Cyril and Methodius, Byzantines by culture, were daring enough to translate the Bible into a language accessible to the Slavic peoples, so that the divine Word could precede human words. Their courageous apostolate remains today a model of evangelization and a challenge to proclaim the Gospel to the next generation. How important it is, while respecting our own traditions and distinctive identities, to help one another to find ways of passing on the faith in language and forms that allow young people to experience the joy of a God who loves them and calls them! Otherwise, they will be tempted to put their trust in the deceitful siren songs of a consumerist society.
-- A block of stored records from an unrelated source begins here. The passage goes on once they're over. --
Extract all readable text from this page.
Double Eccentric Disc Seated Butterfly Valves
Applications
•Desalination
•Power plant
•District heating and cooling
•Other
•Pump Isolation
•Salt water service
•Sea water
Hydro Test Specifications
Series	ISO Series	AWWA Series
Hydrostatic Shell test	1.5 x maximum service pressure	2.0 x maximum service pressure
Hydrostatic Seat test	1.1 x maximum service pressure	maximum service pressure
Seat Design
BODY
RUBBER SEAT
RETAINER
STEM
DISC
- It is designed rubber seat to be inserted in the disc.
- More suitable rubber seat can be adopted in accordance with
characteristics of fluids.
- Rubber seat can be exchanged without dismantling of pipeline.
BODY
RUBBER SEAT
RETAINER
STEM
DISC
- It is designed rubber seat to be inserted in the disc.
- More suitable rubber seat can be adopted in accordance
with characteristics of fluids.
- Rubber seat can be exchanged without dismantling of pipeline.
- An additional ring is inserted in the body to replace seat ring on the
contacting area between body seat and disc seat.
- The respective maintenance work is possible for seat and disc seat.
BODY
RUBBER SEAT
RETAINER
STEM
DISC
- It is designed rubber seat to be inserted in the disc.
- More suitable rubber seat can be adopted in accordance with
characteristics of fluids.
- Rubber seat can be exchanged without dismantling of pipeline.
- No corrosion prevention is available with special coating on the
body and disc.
Communion and mission, closeness and proclamation. Saints Cyril and Methodius also have much to say to us about the future of European society. Indeed, “they were in a certain sense the promoters of a united Europe and of a profound peace among all the continent’s inhabitants, showing the basis for a new art of living together, with respect for differences, which in no way are an obstacle to unity” (SAINT JOHN PAUL II, Greeting to the Official Bulgarian Delegation, 24 May 1999: Insegnamenti XXII, 1 [1999], 1080). We too, as heirs of the faith of the saints, are called to be builders of communion and peacemakers in the name of Jesus. Bulgaria is a “spiritual crossroads, a land of contacts and mutual understanding” (ID., Address at the Arrival Ceremony, Sofia, 23 May 2002: Insegnamenti, XXV, 1 [2002], 864). Here various confessions, from the Armenian to the Evangelical, and different religious traditions, from the Jewish to the Muslim, have found a welcome. The Catholic Church has met with acceptance and respect both in her Latin tradition and in her Byzantine-Slavic tradition. I am grateful to Your Holiness and the Holy Synod for this benevolent reception. In our relationships, too, Saints Cyril and Methodius remind us that, “far from being an obstacle to the Church’s unity, the diversity of customs and observances only adds to her beauty” and that between East and West “various theological formulations are often to be considered complementary rather than conflicting” (Unitatis Redintegratio, 16-17). “We can learn so much from one another (Evangelii Gaudium, 246)!
Your Holiness, shortly I will be able to visit the Patriarchal Cathedral of Saint Aleksander Nevskij and to pray there in memory of Saints Cyril and Methodius. Saint Aleksander Nevskij, from the Russian tradition, and the Holy Brothers, from the Greek tradition and apostles of the Slavic peoples, show us the extent to which Bulgaria is a bridge-country. Your Holiness, dear Brothers, I assure you of my prayers for you, for the faithful of this beloved people, for the lofty location of this nation, and for our journey in an ecumenism of blood, of the poor and of mission. In turn, I ask a place in your prayers, in the certainty that prayer is the door that opens to every path of goodness. I thank you once again for the welcome I have received and I assure you that I will cherish the memory of this fraternal encounter. Christos vozkrese!